Our church is being challenged by Pope Francis about being a ghettoed, closeted and closed community that is fearful of change, women’s rights, Muslim, progressive people, the love of gay and lesbian people, and the stranger. We are challenged to move from ‘kleiso’ (closeted)to ‘ecclesia’ (open church). The greatest challenge is not closed doors but closed minds and hearts controlled by fear and that prevent us from opening the doors and removing the stones from the tombs of others.


Thomas sees with his own eyes and make his unique response to the Jesus who continually comes and gives us peace and the Holy Spirit. Not only peace but to be peacemakers. Jesus was sent to transform this world into a reign of justice, peace, love and joy. That is our task. We must be people who insist that the way to bring peace is through forgiveness, reconciliation and love, not by violence, war and death. It also means resisting violence and war, hunger and sickness, homelessness. We cannot do that in a locked room, ghetto, church building.


Thomas, unlike many others, was not locked away in safety. He knew death when he saw it. He knew that rising from the dead had something to do with wounds and scars. The only God that matters is one with wounds. Only this God can be in solidarity with crucified peoples of the earth and our ailing planet. Today’s gospel passage is super-imposed over each image of a wounded adult or child or the earth. And Jesus points to these wounds – for they are his too. He says to each of us ‘put your finger here’ – to touch, to put our minds and voices there. Our faith needs to have hands and feet; it needs voices and a heart capable of crossing walls as Jesus does - real walls that have divided people.


The risen Christ comes to us with scars. It witnesses to his oneness with us and all people who bear scars of any kind. Jesus constantly enters the locked places of our lives – the fears, the blindness, the sorrow and scars to open us up to new ideas, new possibilities and change.


The wounds are a reminder that Jesus was crucified by the powerful to maintain the religious and political status quo. Pope Francis in Laudato si’ reminds how the earth is being crucified as well-wounds in the form of countless species extinctions, collapse of fisheries, rampant deforestation, demise of coral reefs, rising sea levels, acidified oceans, and rising global temperatures, caused by the unprecedented rise in greenhouse gases from industrial nations. Those wounds appear in the mounting human toll of famine and drought leading to starvation and death, with more and more people fleeing their drought-stricken lands or sinking coasts. We cannot look away. These wounds cannot be ignored. They must be seen and felt and believed as in the case of Jesus. Can we touch the deepening wounds of the earth, encounter flesh and blood victims of polluted water and rising sea levels, meet with people whose lives are disrupted by drought, flooding, and storm?

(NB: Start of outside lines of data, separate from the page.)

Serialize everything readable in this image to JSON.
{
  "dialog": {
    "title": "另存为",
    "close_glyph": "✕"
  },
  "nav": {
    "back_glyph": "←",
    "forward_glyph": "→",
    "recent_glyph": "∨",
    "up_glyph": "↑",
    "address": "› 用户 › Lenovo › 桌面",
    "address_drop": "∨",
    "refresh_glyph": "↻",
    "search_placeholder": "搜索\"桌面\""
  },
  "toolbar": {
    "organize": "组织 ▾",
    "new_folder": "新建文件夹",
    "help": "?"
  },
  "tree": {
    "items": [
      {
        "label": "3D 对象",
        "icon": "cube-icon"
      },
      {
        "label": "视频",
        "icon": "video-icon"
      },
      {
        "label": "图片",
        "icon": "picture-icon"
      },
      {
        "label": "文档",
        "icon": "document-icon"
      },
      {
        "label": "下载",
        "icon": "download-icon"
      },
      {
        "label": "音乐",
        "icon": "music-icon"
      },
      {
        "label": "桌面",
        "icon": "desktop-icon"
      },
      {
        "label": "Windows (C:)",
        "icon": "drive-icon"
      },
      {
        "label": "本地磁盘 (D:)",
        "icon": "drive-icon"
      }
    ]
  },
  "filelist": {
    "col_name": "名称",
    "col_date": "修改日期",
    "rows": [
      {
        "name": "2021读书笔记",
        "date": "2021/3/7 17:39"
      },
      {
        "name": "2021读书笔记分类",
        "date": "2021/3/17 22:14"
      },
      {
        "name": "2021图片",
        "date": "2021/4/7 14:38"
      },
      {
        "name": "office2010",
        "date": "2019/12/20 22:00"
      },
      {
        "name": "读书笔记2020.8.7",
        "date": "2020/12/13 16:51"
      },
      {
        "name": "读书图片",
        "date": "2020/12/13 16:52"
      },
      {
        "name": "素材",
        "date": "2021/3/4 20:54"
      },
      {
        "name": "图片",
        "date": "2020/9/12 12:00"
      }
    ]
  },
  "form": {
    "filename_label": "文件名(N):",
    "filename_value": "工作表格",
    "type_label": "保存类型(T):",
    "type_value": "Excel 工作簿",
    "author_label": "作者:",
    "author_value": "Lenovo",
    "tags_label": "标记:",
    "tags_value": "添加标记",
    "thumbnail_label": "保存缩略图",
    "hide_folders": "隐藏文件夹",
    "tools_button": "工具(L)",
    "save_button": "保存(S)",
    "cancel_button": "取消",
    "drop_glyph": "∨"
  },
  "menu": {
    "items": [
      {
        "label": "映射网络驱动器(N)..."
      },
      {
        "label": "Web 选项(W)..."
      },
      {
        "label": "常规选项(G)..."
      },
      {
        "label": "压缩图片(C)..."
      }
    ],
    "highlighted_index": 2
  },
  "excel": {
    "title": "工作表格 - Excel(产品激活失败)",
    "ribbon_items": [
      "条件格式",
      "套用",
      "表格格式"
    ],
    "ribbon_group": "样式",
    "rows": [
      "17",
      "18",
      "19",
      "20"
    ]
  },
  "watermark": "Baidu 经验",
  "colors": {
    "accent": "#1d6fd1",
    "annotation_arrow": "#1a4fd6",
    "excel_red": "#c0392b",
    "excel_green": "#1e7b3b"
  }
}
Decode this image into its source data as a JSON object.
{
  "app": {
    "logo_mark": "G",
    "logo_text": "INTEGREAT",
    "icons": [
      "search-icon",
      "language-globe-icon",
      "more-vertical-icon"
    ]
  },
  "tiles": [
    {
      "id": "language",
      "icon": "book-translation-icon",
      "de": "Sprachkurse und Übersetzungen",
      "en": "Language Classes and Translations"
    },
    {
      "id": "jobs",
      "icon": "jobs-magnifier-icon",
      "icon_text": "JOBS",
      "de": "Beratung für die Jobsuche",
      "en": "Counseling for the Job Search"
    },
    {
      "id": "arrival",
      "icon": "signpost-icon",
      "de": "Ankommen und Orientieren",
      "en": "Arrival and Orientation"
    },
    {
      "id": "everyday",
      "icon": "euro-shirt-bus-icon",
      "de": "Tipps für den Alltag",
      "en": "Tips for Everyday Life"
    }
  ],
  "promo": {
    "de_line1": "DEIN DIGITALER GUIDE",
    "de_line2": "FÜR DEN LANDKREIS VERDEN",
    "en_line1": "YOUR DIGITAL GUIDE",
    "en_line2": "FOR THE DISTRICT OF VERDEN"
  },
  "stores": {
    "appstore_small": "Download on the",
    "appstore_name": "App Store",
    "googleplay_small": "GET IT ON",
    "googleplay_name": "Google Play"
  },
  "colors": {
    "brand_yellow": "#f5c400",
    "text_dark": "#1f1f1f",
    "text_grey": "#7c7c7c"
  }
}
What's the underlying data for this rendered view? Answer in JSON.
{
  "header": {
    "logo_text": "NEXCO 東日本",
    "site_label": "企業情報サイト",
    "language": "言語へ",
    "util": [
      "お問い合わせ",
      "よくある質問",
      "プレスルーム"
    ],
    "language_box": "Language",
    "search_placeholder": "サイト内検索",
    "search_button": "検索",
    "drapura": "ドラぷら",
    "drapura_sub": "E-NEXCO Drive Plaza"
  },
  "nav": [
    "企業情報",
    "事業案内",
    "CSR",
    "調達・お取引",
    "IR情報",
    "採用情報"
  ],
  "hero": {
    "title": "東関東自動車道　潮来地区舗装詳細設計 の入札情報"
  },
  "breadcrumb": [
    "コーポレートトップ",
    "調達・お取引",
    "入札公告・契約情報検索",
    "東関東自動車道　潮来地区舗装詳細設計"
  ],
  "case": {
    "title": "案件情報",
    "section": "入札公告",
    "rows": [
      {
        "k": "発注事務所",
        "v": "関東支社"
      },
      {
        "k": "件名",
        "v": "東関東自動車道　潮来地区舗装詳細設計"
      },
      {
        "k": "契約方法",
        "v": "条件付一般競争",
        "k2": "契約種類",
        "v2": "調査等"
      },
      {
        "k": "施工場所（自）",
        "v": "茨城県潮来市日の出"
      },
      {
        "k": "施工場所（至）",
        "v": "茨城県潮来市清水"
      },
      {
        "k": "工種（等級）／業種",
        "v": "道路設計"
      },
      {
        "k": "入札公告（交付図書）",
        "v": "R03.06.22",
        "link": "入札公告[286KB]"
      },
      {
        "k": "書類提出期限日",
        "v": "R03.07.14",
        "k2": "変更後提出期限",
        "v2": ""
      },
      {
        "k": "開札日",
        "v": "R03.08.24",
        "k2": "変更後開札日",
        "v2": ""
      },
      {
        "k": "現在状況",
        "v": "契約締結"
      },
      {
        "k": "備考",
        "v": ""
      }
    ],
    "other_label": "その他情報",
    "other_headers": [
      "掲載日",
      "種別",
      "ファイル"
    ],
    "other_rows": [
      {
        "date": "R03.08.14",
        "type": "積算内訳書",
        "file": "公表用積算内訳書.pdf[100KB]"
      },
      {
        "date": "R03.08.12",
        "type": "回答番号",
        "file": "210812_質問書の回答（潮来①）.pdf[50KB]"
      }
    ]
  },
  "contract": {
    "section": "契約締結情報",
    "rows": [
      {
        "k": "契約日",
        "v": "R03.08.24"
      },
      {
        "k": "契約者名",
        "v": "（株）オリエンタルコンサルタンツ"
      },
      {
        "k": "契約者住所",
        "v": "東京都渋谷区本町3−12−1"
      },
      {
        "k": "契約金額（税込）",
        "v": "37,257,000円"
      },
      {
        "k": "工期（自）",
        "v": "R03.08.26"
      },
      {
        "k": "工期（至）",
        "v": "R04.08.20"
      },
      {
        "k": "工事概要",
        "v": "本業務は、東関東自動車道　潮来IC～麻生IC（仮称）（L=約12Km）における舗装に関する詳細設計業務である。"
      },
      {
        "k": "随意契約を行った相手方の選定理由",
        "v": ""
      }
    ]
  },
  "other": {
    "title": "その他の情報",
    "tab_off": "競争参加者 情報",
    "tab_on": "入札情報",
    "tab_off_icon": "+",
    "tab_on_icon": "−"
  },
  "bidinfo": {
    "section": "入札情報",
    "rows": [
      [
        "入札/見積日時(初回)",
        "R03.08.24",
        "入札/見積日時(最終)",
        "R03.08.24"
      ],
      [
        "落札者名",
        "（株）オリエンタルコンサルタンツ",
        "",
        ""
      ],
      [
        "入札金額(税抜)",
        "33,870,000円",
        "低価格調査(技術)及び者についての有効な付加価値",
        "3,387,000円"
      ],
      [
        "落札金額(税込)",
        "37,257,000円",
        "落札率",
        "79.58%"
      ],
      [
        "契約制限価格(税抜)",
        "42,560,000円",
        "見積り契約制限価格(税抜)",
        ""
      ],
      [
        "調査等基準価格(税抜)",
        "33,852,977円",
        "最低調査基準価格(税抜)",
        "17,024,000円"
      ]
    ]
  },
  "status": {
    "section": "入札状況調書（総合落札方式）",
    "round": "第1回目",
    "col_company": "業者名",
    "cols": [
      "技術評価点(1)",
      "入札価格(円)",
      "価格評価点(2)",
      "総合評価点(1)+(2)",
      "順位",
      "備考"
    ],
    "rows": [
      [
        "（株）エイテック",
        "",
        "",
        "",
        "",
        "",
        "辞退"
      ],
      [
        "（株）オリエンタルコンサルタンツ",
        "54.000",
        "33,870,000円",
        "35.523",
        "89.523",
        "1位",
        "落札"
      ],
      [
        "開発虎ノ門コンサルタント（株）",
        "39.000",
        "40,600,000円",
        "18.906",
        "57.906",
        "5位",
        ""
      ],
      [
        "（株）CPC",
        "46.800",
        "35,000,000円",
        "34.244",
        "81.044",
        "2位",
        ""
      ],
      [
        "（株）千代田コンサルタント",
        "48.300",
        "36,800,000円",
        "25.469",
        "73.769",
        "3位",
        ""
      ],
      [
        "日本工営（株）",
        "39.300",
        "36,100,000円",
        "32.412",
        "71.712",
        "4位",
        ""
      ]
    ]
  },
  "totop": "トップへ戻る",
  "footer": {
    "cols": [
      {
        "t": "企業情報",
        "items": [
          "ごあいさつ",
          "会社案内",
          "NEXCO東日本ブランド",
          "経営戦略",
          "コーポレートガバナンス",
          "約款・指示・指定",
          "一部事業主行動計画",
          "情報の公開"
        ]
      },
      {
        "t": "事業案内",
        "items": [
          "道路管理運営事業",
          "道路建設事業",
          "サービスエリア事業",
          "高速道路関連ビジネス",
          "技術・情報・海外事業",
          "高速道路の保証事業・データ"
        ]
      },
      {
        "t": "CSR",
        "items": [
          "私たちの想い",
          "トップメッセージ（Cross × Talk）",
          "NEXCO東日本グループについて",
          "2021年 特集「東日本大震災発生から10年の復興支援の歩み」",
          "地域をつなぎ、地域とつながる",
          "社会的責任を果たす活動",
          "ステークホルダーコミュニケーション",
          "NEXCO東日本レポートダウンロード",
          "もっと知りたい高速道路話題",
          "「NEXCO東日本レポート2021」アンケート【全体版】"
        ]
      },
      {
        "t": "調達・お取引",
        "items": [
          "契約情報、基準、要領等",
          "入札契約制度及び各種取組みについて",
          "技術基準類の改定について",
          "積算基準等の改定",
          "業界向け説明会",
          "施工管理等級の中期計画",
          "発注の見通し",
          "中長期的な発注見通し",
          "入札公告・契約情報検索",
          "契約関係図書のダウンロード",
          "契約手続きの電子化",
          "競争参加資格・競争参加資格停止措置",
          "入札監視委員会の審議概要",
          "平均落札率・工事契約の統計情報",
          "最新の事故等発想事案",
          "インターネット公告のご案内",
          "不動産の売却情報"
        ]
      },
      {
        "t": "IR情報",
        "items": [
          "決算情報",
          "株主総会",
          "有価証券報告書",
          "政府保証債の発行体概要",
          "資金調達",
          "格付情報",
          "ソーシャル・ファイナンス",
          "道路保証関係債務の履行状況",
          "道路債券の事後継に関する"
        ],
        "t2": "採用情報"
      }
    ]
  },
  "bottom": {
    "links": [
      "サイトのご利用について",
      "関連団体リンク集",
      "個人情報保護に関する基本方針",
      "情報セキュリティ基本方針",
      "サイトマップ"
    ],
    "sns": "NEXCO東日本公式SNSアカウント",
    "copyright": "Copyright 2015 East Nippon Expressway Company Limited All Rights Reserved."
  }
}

Do we remain in that symbolic upper room in fear and hopelessness and avoid the confrontation that may come when we raise our voices about these wounds? Do we do life differently? Will we let the god of individualism and capitalism continue to dominate our lives and ignore the wounds of the earth and the poor? Do we believe that we are held together by the presence of one who speaks words of peace, wholeness, contentedness, and inclusiveness?